Through Friday night, the 41-year-old Bonds had missed all 140 Giants games this season. The count will have reached 142 if he comes back Monday, the most games by far he'd have missed in a single season during his 20-year career.

Bonds missed 60 games in 1998 because of surgery on his right elbow and that same right knee.

On Friday, Bonds had an explosive round of batting practice, bolting shots into the far reaches of the ballpark. He then went into the outfield and did some hard sprinting with Giants trainers Harvey Shields and Greg Oliver, who both work with Bonds on a day-to-day basis.

Upon his return to the dugout, a sweating Bonds was met by the Lewis family, who were decked out in Giants home jerseys compliments of the team. The family -- cancer patient Paulita, her husband Bruce, daughter Erin, 11, and son Hunter, 9 -- had been hastily invited to meet with Bonds during a trip to San Francisco.

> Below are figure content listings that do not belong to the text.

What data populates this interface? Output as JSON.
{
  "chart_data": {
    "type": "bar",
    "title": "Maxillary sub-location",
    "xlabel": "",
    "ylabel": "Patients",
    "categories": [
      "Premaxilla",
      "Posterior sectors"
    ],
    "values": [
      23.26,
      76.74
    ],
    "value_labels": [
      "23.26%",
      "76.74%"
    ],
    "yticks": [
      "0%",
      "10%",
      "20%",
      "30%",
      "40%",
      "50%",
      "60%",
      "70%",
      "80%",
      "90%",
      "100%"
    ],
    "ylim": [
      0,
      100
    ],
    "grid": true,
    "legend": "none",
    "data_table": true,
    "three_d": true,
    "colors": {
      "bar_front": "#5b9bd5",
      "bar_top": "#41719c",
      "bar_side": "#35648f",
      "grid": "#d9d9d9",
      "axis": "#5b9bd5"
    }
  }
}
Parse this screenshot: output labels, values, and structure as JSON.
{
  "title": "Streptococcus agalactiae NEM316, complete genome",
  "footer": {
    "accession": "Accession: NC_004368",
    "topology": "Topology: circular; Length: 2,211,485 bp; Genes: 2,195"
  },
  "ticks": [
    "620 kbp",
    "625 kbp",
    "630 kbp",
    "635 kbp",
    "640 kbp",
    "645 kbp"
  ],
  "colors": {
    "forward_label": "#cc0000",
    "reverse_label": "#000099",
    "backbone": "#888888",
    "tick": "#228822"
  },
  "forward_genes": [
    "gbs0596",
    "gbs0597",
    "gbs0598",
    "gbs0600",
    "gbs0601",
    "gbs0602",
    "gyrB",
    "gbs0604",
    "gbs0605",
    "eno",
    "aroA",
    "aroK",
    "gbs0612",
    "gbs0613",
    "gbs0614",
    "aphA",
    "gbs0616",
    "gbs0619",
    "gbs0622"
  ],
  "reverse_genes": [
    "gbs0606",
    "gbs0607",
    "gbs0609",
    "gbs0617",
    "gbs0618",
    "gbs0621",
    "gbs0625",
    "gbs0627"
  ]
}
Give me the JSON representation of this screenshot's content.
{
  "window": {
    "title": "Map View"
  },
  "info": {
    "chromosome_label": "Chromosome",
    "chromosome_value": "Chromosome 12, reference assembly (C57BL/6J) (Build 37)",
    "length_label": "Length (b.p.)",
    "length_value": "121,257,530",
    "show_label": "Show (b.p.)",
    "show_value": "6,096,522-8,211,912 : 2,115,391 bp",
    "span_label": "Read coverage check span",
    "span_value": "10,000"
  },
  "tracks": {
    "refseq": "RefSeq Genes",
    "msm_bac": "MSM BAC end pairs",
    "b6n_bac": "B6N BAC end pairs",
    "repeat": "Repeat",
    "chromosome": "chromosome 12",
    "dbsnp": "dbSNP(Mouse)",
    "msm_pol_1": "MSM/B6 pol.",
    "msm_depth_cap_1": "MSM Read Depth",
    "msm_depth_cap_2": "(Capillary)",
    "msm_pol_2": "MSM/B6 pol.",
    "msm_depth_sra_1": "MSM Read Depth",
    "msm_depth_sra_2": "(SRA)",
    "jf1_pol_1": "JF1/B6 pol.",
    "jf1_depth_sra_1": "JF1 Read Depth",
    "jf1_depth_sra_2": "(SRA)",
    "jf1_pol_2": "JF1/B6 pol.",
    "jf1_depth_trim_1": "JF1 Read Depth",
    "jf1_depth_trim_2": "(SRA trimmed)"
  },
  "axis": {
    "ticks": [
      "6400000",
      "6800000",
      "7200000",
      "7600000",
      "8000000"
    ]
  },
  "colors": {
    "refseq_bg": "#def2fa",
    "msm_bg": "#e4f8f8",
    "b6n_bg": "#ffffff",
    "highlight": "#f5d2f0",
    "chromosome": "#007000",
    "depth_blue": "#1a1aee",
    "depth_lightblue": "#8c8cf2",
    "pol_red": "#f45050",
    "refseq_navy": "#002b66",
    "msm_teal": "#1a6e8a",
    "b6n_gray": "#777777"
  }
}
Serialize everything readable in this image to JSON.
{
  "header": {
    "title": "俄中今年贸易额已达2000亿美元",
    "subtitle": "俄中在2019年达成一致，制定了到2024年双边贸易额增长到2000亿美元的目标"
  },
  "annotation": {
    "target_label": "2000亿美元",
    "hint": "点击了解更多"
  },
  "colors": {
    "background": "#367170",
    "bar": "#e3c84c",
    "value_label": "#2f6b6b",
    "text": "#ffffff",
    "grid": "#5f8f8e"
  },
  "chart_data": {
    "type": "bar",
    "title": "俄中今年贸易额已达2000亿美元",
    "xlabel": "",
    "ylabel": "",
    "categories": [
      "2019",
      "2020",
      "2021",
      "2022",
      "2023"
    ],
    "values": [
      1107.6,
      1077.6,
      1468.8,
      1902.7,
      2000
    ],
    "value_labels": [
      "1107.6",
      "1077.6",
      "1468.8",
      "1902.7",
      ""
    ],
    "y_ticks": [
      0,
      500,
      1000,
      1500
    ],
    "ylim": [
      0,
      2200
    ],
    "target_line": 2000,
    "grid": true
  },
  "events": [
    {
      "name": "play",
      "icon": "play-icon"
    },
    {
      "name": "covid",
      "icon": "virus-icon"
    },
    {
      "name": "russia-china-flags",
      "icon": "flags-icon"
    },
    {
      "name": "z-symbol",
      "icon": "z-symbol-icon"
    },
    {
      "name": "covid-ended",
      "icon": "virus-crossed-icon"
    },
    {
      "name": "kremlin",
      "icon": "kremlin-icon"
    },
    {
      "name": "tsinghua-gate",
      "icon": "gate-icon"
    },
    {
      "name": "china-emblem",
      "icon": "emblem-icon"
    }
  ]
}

The family is having its home in El Segundo, Calif., remade by ABC's "Extreme Makeover: Home Edition" and won't return to the Los Angeles area until the house is ready Tuesday.

The family was selected because Paulita Lewis was diagnosed earlier this year with thymic carcinoma, a rare cancer that strikes the thymus, a small organ in the upper chest below the neck that produces a form of white blood cells before birth and during childhood.

While she was undergoing surgery May 9 to remove what Paulita called a tumor "the size of two tennis balls" in her upper chest, she had a pair of heart attacks.

"I'm just lucky to be alive," she said.

Three to four hours of surgery turned into nine grueling hours. Because the tumor had become so entangled in blood vessels and tissue, doctors could remove only half of it. She has just concluded her fourth cycle of chemotherapy in an attempt to shrink the rest.

Meeting with someone in that condition was enough to put Bonds' own problems this year into perspective, he said. He had surgery to remove meniscus from the knee on Jan. 31 and March 17. And after a serious bacterial infection set in that threatened the very existence of his lower right leg, Bonds had surgery again on May 2 to eradicate that infection.

"It's tough," Bonds said. "You just look into these people's eyes and you can understand their problems, feel their emotions. Truly, I haven't had it that bad."

And come Monday, he may be out on a baseball field again, where he always has been able to prove it.

Barry M. Bloom is a national reporter for MLB.com. This story was not subject to the approval of Major League Baseball or its clubs.